No matter where you look, similar stories come up. America's 19th-century canal-building mania is now largely forgotten, but it is the granddaddy of misguided infrastructure-spending tales. Steamboats, first perfected by Robert Fulton in 1807, chugged along on all major rivers before states began using funds to build canals and harbors. Congress tried to get the federal government involved by passing a massive canal and road-building bill in 1817, but President James Madison vetoed it. New York responded by building the Erie Canal—a relatively rare success story. Most state-supported canals lost money, and Pennsylvania in 1857 and Ohio in 1861 finally sold their canal systems to private owners.
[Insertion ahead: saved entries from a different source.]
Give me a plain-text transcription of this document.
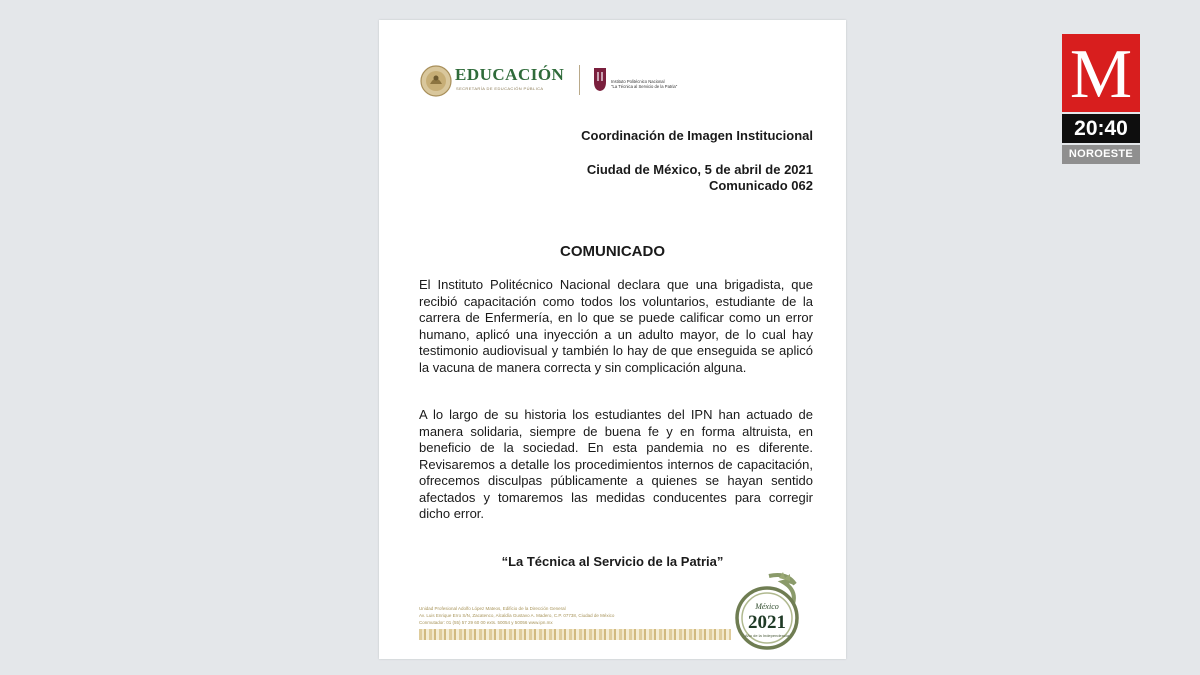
EDUCACIÓN
SECRETARÍA DE EDUCACIÓN PÚBLICA
Instituto Politécnico Nacional
"La Técnica al Servicio de la Patria"
Coordinación de Imagen Institucional
Ciudad de México, 5 de abril de 2021
Comunicado 062
COMUNICADO

El Instituto Politécnico Nacional declara que una brigadista, que recibió capacitación como todos los voluntarios, estudiante de la carrera de Enfermería, en lo que se puede calificar como un error humano, aplicó una inyección a un adulto mayor, de lo cual hay testimonio audiovisual y también lo hay de que enseguida se aplicó la vacuna de manera correcta y sin complicación alguna.

A lo largo de su historia los estudiantes del IPN han actuado de manera solidaria, siempre de buena fe y en forma altruista, en beneficio de la sociedad. En esta pandemia no es diferente. Revisaremos a detalle los procedimientos internos de capacitación, ofrecemos disculpas públicamente a quienes se hayan sentido afectados y tomaremos las medidas conducentes para corregir dicho error.

“La Técnica al Servicio de la Patria”
Unidad Profesional Adolfo López Mateos, Edificio de la Dirección General
Av. Luis Enrique Erro S/N, Zacatenco, Alcaldía Gustavo A. Madero, C.P. 07738, Ciudad de México
Conmutador: 01 (55) 57 29 60 00 exts. 50054 y 50056 www.ipn.mx
México
2021
Año de la Independencia
M
20:40
NOROESTE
In Ohio, when the canals were privatized, one newspaper editor wrote: "Everyone who observes must have learned that private enterprise will execute a work with profit, when a government would sink dollars by the thousand."

In all of these examples, building infrastructure was never the engine of growth, but rather a lagging indicator of growth that had already occurred in the private sector. And when the infrastructure was built, it was often best done privately, at least until the market grew so large as to demand a wider public role, as with the need for an interstate-highway system in the mid 1950s.

There is a lesson here for President Obama: Government "investment" in infrastructure is often wasteful and tends to support decaying or stagnant technologies. Let the entrepreneurs decide what infrastructure the country needs, and most of the time they will build it themselves.

Mr. Schweikart, a history professor at the University of Dayton, is the co-author, with Dave Dougherty, of "A Patriot's History of the Modern World" (Sentinel, 2012). Mr. Folsom, a history professor at Hillsdale College, is the co-author, with his wife, Anita, of "FDR Goes to War" (Threshold, 2011).